Voyez dans quel embarras il est tombé ! Il veut prouver qu'il faut s'abstenir de ces tables, et que d'ailleurs elles ne sauraient nuire à ceux qui s'y assoient : deux choses qui ne semblent guère s'accorder entre elles. Car sachant que ces tables ne pouvaient nuire, les Corinthiens devaient y courir comme à des choses indifférentes ; et les en empêcher, c'était les porter à croire que c'était parce qu'elles avaient le pouvoir de nuire. Après avoir donc détruit l'opinion qu'on pouvait avoir des idoles, il donne pour première raison de s'en éloigner, ce scandale des frères, en disant: « A l'égard des viandes immolées aux idoles, nous savons qu'une idole n'est rien dans le monde » (1Co 8,4). Il fait encore de cette connaissance une chose commune, il ne veut pas qu'ils l'aient seuls, mais il l'étend à toute la terre. Ce n'est pas seulement chez vous, dit-il, mais c'est dans le monde entier que cette croyance est admise. Quelle croyance? « Qu'une idole n'est rien dans le monde, et qu'il n'y a pas d'autre Dieu que le Dieu unique » (1Co 8,4). Il n'y a donc pas d'idoles? point de statues? Il y en a, mais elles sont absolument impuissantes; ce sont des pierres et des démons, et non des dieux. Il s'adresse maintenant aux uns et aux autres, et à ceux qui sont plus grossiers et à ceux qui paraissent sages. Car, comme les uns ne voient rien au-delà de la pierre, et (421) que les autres croient qu'il y réside certaines vertus qu'ils appellent dieux : l'apôtre dit aux premiers qu'une idole n'est rien dans le monde, et aux seconds qu'il n'y a pas d'autre Dieu que le Dieu unique.

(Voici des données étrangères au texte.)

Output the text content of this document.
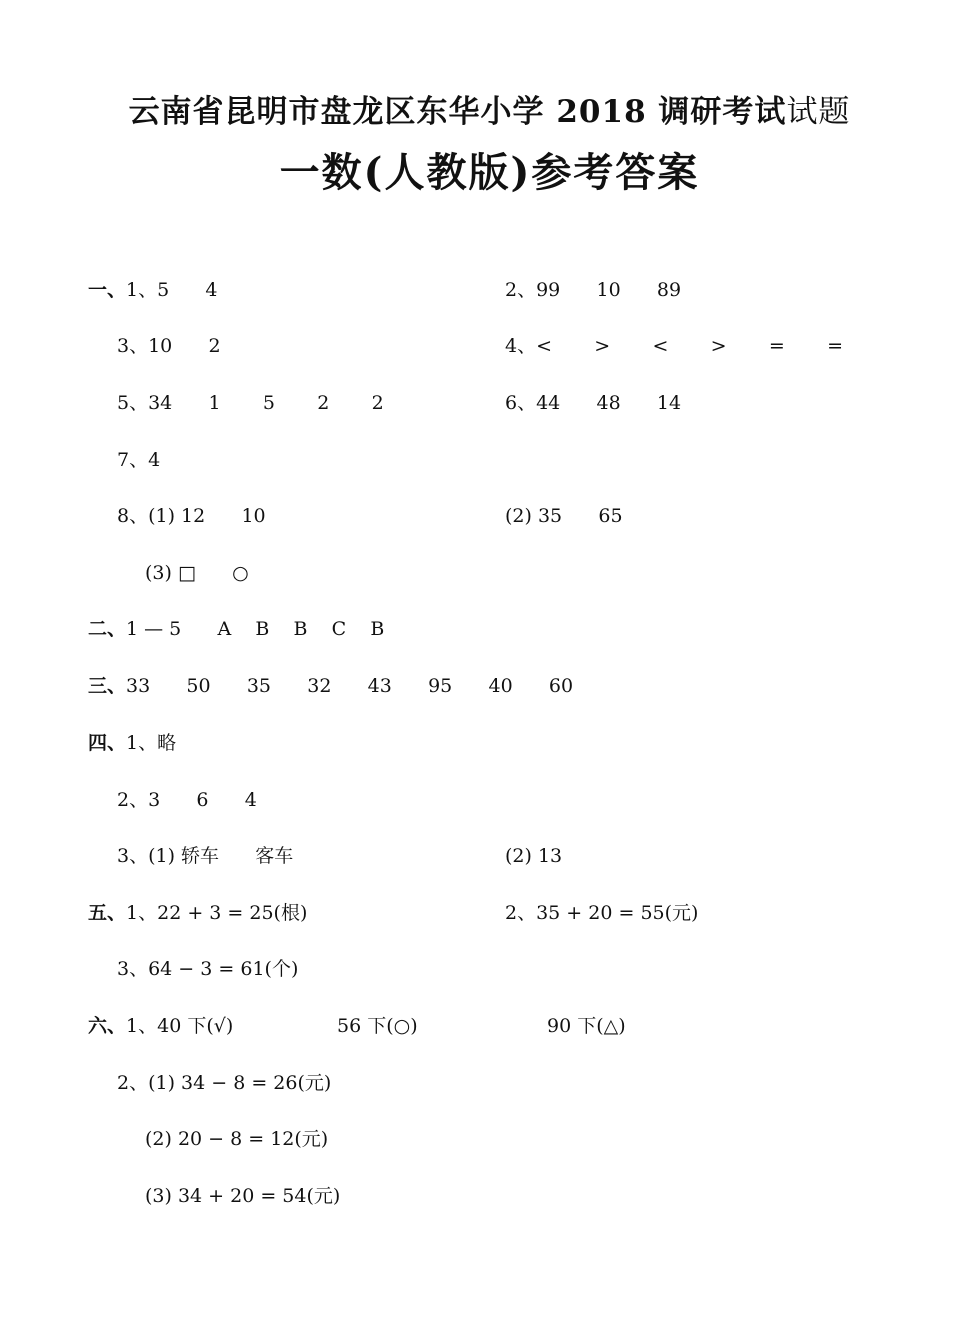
云南省昆明市盘龙区东华小学 2018 调研考试试题
一数(人教版)参考答案
一、1、5      4	2、99      10      89
3、10      2	4、<       >       <       >       =       =
5、34      1       5       2       2	6、44      48      14
7、4
8、(1) 12      10	(2) 35      65
(3) □      ○
二、1 — 5      A    B    B    C    B
三、33      50      35      32      43      95      40      60
四、1、略
2、3      6      4
3、(1) 轿车      客车	(2) 13
五、1、22 + 3 = 25(根)	2、35 + 20 = 55(元)
3、64 − 3 = 61(个)
六、1、40 下(√)	56 下(○)	90 下(△)
2、(1) 34 − 8 = 26(元)
(2) 20 − 8 = 12(元)
(3) 34 + 20 = 54(元)
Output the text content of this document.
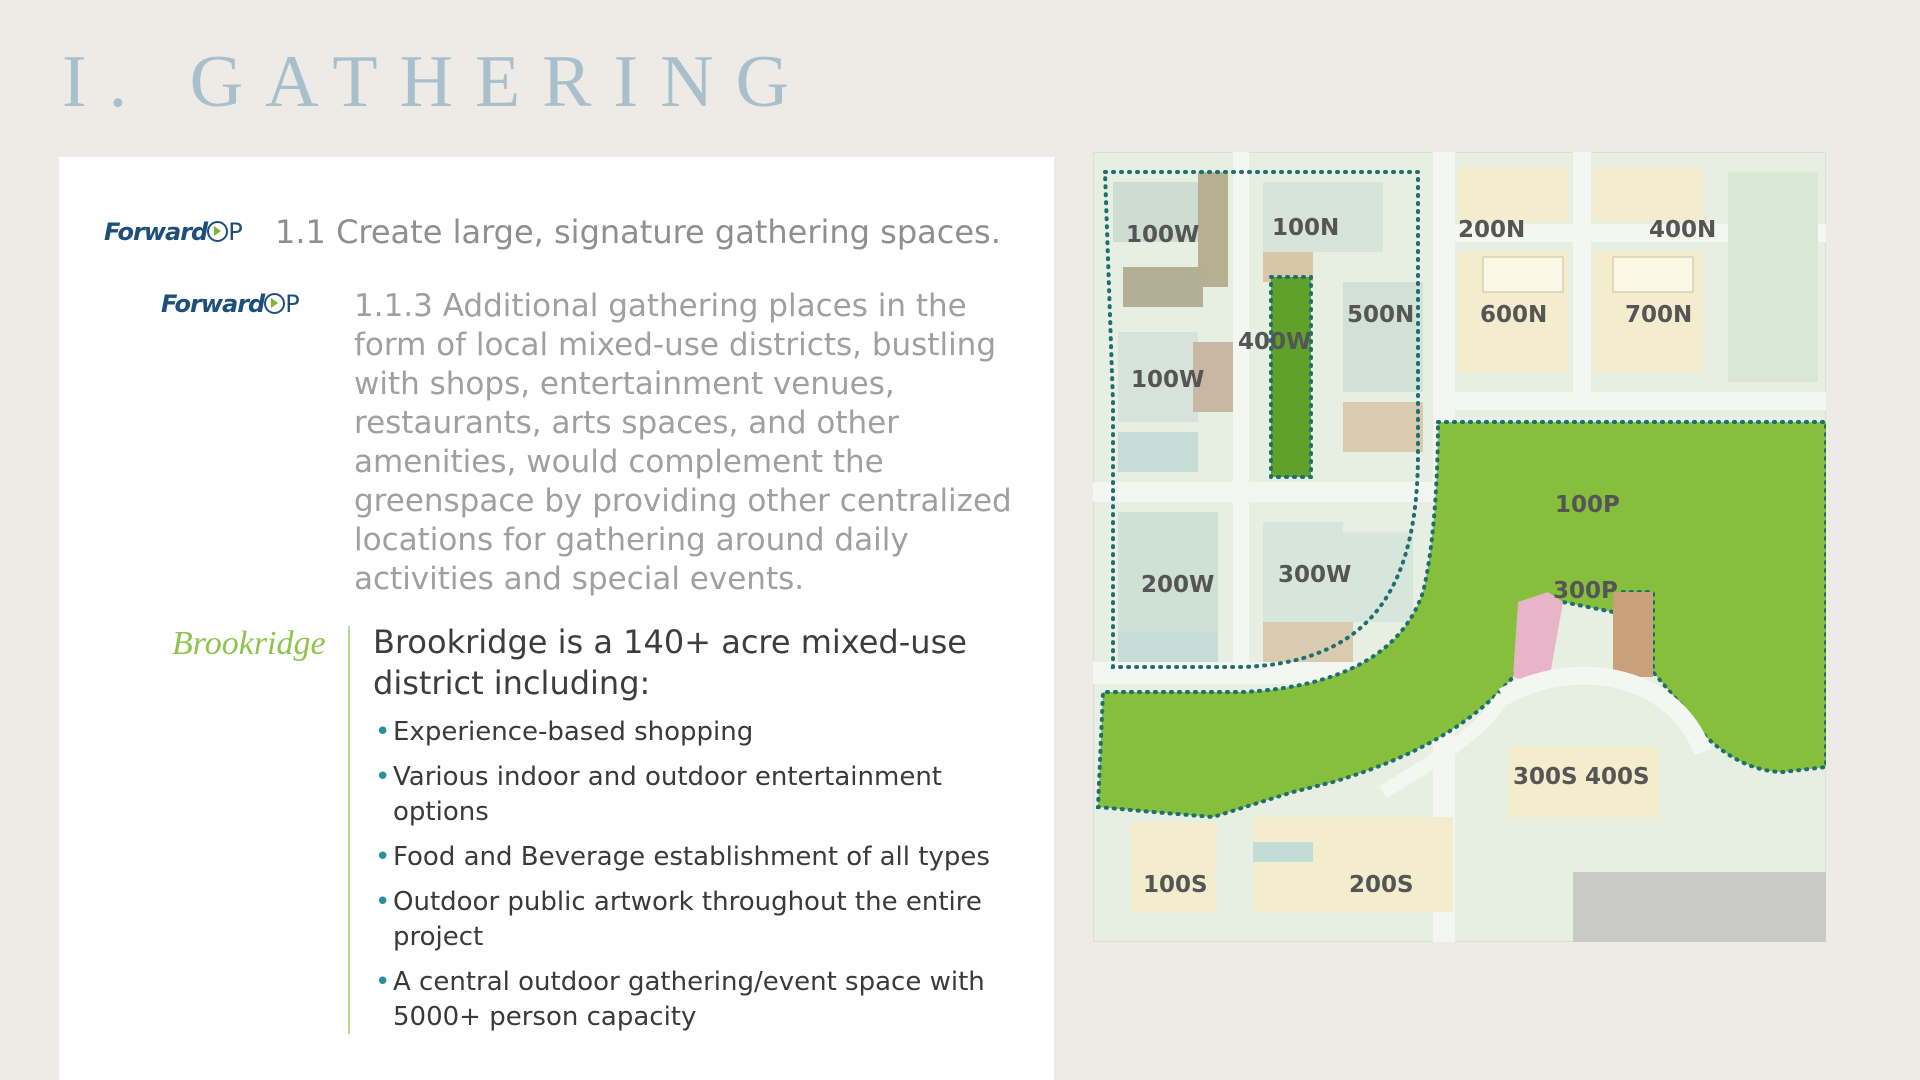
I. GATHERING
Forward P 1.1 Create large, signature gathering spaces.
Forward P 1.1.3 Additional gathering places in the form of local mixed-use districts, bustling with shops, entertainment venues, restaurants, arts spaces, and other amenities, would complement the greenspace by providing other centralized locations for gathering around daily activities and special events.
Brookridge Brookridge is a 140+ acre mixed-use district including:
• Experience-based shopping
• Various indoor and outdoor entertainment options
• Food and Beverage establishment of all types
• Outdoor public artwork throughout the entire project
• A central outdoor gathering/event space with 5000+ person capacity
100W	100N	200N	400N
500N
400W
100W
600N	700N
100P
200W	300W
300P
300S 400S
100S	200S
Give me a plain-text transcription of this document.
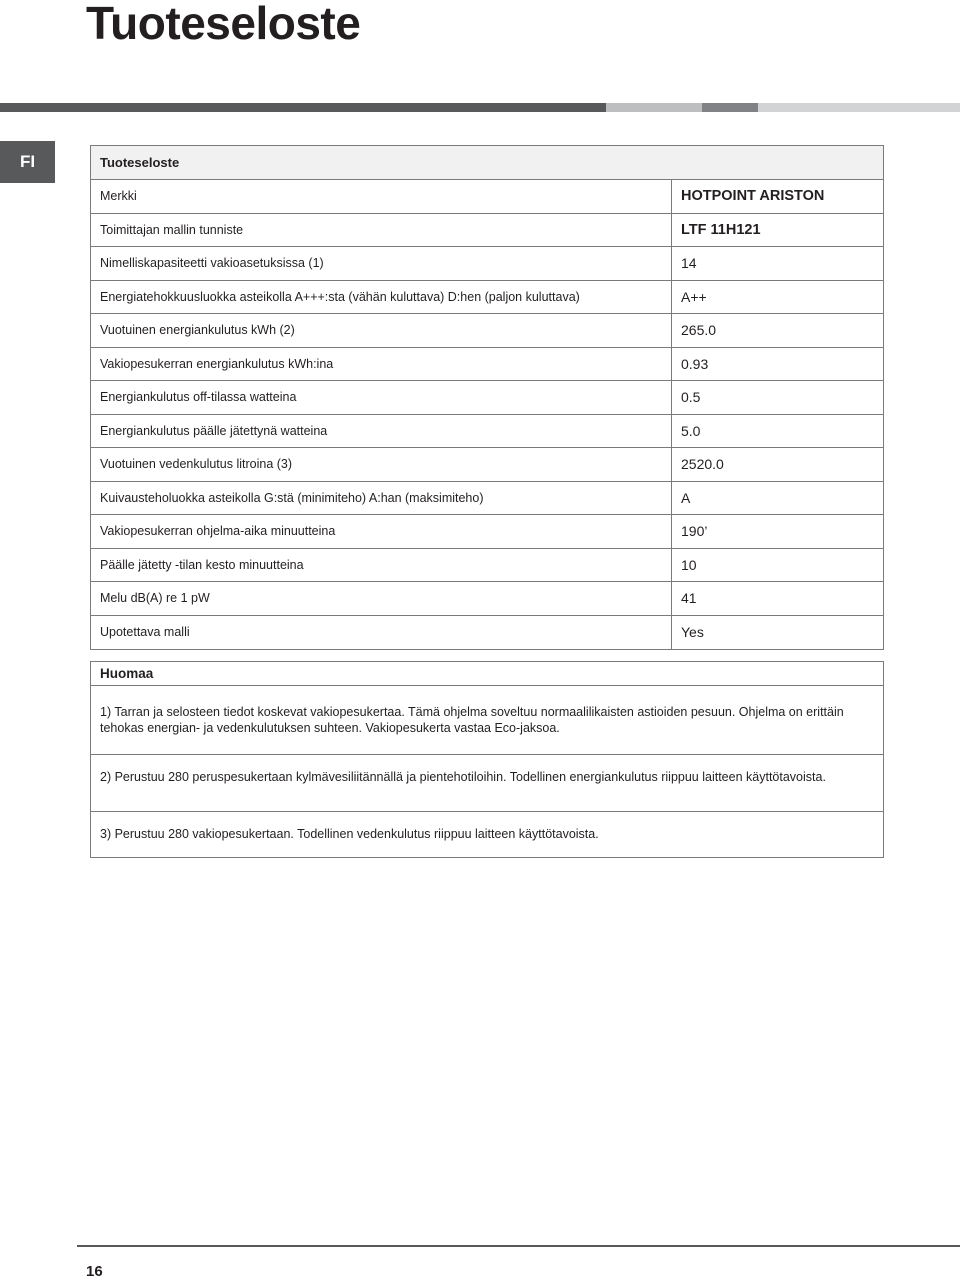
Tuoteseloste
FI	Tuoteseloste
Merkki	HOTPOINT ARISTON
Toimittajan mallin tunniste	LTF 11H121
Nimelliskapasiteetti vakioasetuksissa (1)	14
Energiatehokkuusluokka asteikolla A+++:sta (vähän kuluttava) D:hen (paljon kuluttava)	A++
Vuotuinen energiankulutus kWh (2)	265.0
Vakiopesukerran energiankulutus kWh:ina	0.93
Energiankulutus off-tilassa watteina	0.5
Energiankulutus päälle jätettynä watteina	5.0
Vuotuinen vedenkulutus litroina (3)	2520.0
Kuivausteholuokka asteikolla G:stä (minimiteho) A:han (maksimiteho)	A
Vakiopesukerran ohjelma-aika minuutteina	190’
Päälle jätetty -tilan kesto minuutteina	10
Melu dB(A) re 1 pW	41
Upotettava malli	Yes
Huomaa
1) Tarran ja selosteen tiedot koskevat vakiopesukertaa. Tämä ohjelma soveltuu normaalilikaisten astioiden pesuun. Ohjelma on erittäin tehokas energian- ja vedenkulutuksen suhteen. Vakiopesukerta vastaa Eco-jaksoa.
2) Perustuu 280 peruspesukertaan kylmävesiliitännällä ja pientehotiloihin. Todellinen energiankulutus riippuu laitteen käyttötavoista.
3) Perustuu 280 vakiopesukertaan. Todellinen vedenkulutus riippuu laitteen käyttötavoista.
16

2003 3. Voyez-vous qu'il n'écrit pas cela simplement pour établir un dogme, mais aussi pour constater une différence avec les gentils? Et c'est ce qu'il faut toujours observer chez lui, soit qu'il parle d'une manière absolue, soit qu'il s'adresse à des adversaires. Et cela ne contribue pas peu à rendre son enseignement précis et à nous donner l'intelligence de ses paroles. « Car, quoiqu'il y ait ce qu'on appelle des dieux, soit dans le ciel, soit sur la terre (or il y a ainsi beaucoup de dieux et beaucoup de seigneurs), pour nous cependant il n'est qu'un seul Dieu, le Père, de qui viennent toutes choses, et nous qu'il a faits pour lui; et qu'un seul Seigneur, Jésus-Christ, par qui toutes choses sont et nous aussi par lui » (1Co 8,5-6). Comme il a dit qu'une idole n'est rien, qu'il n'y a pas d'autre Dieu, et que cependant il existait des idoles et ce qu'on appelait des dieux ; pour ne pas paraître aller contre l'évidence, il ajoute (si on les appelle dieux tels qu'ils sont, ils ne sont pas dieux, mais on leur donne ce nom : ils sont dieux de nom et non d'effet), il ajoute, dis-je : « Soit dans le ciel, soit sur la terre » (1Co 8,5). Dans le ciel il veut dire le soleil, la lune, et tout le choeur des astres, car les grecs les adoraient; sur la terre, il entend les démons et les hommes mis au rang des dieux. « Mais pour nous il n'est qu'un Dieu, le Père » (1Co 8,6). Après avoir d'abord dit, sans nommer le Père : « Il n'y a pas d'autre Dieu que le Dieu unique » (1Co 8,4), et avoir rejeté tout le reste, il ajoute le mot Père (1Co 8,6). Ensuite, comme preuve très-forte de divinité, il ajoute « De qui viennent toutes choses » (1Co 8,6). C'est en effet une preuve que les autres dieux ne sont pas dieux. Mort aux dieux qui n'ont pas fait le ciel et la terre ! Et ce qui suit n'est pas moins important : « Et nous qu'il a faits pour lui » (1Co 8,6).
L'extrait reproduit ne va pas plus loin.